Unit tests should run in milliseconds. Integration tests in seconds. E2E tests are the only acceptable "slow" tests.
Test names describe WHAT is being tested and WHAT should happen. Read the name and know what broke without reading the test body.
-- GOOD: describes behavior
"returns empty array when no items match the filter"
"throws validation error when email format is invalid"
"retries up to 3 times on transient network failure"
-- BAD: describes implementation or is vague
"test filter"
"works correctly"
"handles error"
"test case 1"
Tests should verify what the code does, not how it does it. Implementation can change; behavior should not.
-- GOOD: tests the outcome
"after adding an item, the list contains that item"
"after deletion, the item is no longer retrievable"
-- BAD: tests the mechanism
"calls array.push with the item"
"sets the deleted flag to true"
Every test follows this structure:
// Arrange -- set up the preconditions
input = createValidInput();
service = createServiceWithMocks();
// Act -- perform the action being tested
result = service.process(input);
// Assert -- verify the outcome
expect(result.status).toBe('completed');
expect(result.items).toHaveLength(3);
One act per test. If you need multiple acts, you need multiple tests.
Boundaries are the edges where your code meets external systems:
| Boundary | Mock It |
|---|---|
| Database | Yes -- use test database or in-memory alternative |
| HTTP APIs | Yes -- mock the HTTP client or use recorded responses |
| File system | Yes -- use in-memory FS or temp directories |
| Message queues | Yes -- use in-memory broker or mock publisher |
| Time/dates | Yes -- freeze or inject time |
| Random values | Yes -- seed or inject |
If you're mocking a function in the same module to test another function in that module, the test is too coupled to the implementation. Refactor the code or test the outer function end-to-end.
-- BAD: mocking internals
mock(module, 'helperFunction').returns(42);
result = module.mainFunction();
expect(result).toBe(42);
-- GOOD: test the actual behavior
result = module.mainFunction(inputThatProducesFortyTwo);
expect(result).toBe(42);
Each test should clearly show what it mocks. Shared mock setup in beforeEach is fine for common dependencies (database, logger), but test-specific mock behavior should be in the test itself.
Fix or delete. Never skip and forget.
A flaky test is worse than no test -- it erodes trust in the entire test suite. When tests are unreliable, developers stop paying attention to failures.
| Cause | Fix |
|---|---|
| Timing/race conditions | Use explicit waits, not sleeps. Mock time. |
| Shared database state | Isolate with transactions, use unique identifiers |
| Test execution order | Ensure each test has proper setup/teardown |
| Network dependencies | Mock external calls, use recorded responses |
| Port conflicts | Use dynamic port allocation |
| File system state | Use temp directories, clean up in afterEach |
Tests should live close to the code they test.
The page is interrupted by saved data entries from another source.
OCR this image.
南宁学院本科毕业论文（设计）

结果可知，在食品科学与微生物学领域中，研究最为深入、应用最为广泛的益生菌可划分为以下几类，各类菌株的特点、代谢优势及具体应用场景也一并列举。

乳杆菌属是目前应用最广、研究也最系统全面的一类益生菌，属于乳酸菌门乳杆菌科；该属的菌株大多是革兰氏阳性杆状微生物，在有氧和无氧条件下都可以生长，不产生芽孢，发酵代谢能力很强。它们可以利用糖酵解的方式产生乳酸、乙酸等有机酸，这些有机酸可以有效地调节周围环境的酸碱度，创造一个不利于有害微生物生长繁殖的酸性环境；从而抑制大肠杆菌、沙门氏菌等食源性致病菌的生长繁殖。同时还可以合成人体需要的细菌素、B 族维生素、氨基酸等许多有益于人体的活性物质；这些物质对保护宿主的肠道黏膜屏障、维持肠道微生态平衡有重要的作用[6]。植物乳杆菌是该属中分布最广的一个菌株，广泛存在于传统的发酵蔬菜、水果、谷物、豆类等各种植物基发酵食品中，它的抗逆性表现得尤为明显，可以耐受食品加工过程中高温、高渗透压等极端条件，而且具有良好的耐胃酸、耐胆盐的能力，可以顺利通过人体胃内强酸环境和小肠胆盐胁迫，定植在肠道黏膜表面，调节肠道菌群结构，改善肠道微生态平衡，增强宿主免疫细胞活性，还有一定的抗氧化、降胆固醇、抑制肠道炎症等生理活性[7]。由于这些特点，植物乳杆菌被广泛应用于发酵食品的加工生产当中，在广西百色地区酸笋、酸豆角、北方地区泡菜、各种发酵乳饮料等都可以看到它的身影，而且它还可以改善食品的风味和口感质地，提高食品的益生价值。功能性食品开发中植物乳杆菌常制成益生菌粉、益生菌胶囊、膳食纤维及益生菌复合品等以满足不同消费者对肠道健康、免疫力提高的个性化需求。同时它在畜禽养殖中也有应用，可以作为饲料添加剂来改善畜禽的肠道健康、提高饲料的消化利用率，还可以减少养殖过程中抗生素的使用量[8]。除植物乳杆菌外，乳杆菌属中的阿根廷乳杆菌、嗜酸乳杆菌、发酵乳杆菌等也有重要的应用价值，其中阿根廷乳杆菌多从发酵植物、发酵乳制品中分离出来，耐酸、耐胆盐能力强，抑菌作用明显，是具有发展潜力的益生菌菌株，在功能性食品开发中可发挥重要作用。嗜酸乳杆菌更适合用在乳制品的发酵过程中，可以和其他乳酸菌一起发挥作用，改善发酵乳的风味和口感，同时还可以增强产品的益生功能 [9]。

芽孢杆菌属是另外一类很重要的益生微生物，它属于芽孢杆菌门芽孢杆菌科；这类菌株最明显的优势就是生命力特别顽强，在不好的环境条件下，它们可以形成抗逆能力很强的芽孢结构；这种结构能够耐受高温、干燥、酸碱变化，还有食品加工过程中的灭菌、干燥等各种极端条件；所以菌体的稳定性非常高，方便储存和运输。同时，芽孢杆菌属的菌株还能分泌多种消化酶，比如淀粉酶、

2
The two common patterns:
-- Colocated (preferred for unit tests)
src/
user.service.ts
user.service.test.ts
-- Separate directory (common for integration/E2E)
src/
user.service.ts
tests/
integration/
user.service.integration.test.ts
e2e/
user-flow.e2e.test.ts
Match the source file name with a .test or .spec suffix. Be consistent within the project.
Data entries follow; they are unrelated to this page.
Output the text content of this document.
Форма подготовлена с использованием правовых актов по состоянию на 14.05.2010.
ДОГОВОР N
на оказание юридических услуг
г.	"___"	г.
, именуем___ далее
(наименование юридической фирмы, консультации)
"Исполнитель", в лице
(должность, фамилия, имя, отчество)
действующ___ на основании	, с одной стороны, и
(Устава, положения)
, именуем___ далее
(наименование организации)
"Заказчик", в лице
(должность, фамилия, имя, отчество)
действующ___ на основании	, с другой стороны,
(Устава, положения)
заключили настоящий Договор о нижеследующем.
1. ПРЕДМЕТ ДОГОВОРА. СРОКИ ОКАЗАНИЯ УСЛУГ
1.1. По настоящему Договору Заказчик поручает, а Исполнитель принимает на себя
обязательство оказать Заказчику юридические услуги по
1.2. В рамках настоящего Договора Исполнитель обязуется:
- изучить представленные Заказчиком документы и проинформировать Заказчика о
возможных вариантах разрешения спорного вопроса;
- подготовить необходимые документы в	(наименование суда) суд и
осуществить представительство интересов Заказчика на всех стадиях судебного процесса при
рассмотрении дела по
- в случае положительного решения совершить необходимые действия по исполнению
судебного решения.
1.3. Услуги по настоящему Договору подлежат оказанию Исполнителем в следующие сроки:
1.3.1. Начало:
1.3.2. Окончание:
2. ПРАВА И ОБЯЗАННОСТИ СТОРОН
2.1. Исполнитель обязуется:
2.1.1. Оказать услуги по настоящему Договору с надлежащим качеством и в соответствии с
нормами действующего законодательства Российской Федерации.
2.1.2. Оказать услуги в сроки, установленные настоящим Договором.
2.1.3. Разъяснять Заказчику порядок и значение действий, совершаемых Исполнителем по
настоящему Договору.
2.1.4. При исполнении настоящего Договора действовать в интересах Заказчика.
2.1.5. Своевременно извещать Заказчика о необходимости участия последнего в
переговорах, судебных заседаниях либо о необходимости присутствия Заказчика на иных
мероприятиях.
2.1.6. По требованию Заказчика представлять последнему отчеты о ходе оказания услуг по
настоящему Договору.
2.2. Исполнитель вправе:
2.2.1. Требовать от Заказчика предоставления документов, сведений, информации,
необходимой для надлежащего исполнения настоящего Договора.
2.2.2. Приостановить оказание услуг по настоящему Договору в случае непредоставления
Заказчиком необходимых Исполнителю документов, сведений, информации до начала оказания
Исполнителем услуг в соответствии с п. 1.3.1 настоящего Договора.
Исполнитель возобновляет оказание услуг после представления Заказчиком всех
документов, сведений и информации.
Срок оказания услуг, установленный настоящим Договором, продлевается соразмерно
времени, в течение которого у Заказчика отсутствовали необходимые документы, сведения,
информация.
Group related tests. Use nesting to show precondition variations:
describe('UserService')
describe('createUser')
it('creates a user with valid input')
it('throws when email is already taken')
it('throws when required fields are missing')
describe('deleteUser')
describe('when user exists')
it('removes the user')
it('returns the deleted user')
describe('when user does not exist')
it('throws not found error')
100% coverage is not a goal. Coverage measures which lines executed, not whether the tests are good. A test that calls a function without asserting anything adds coverage but no value.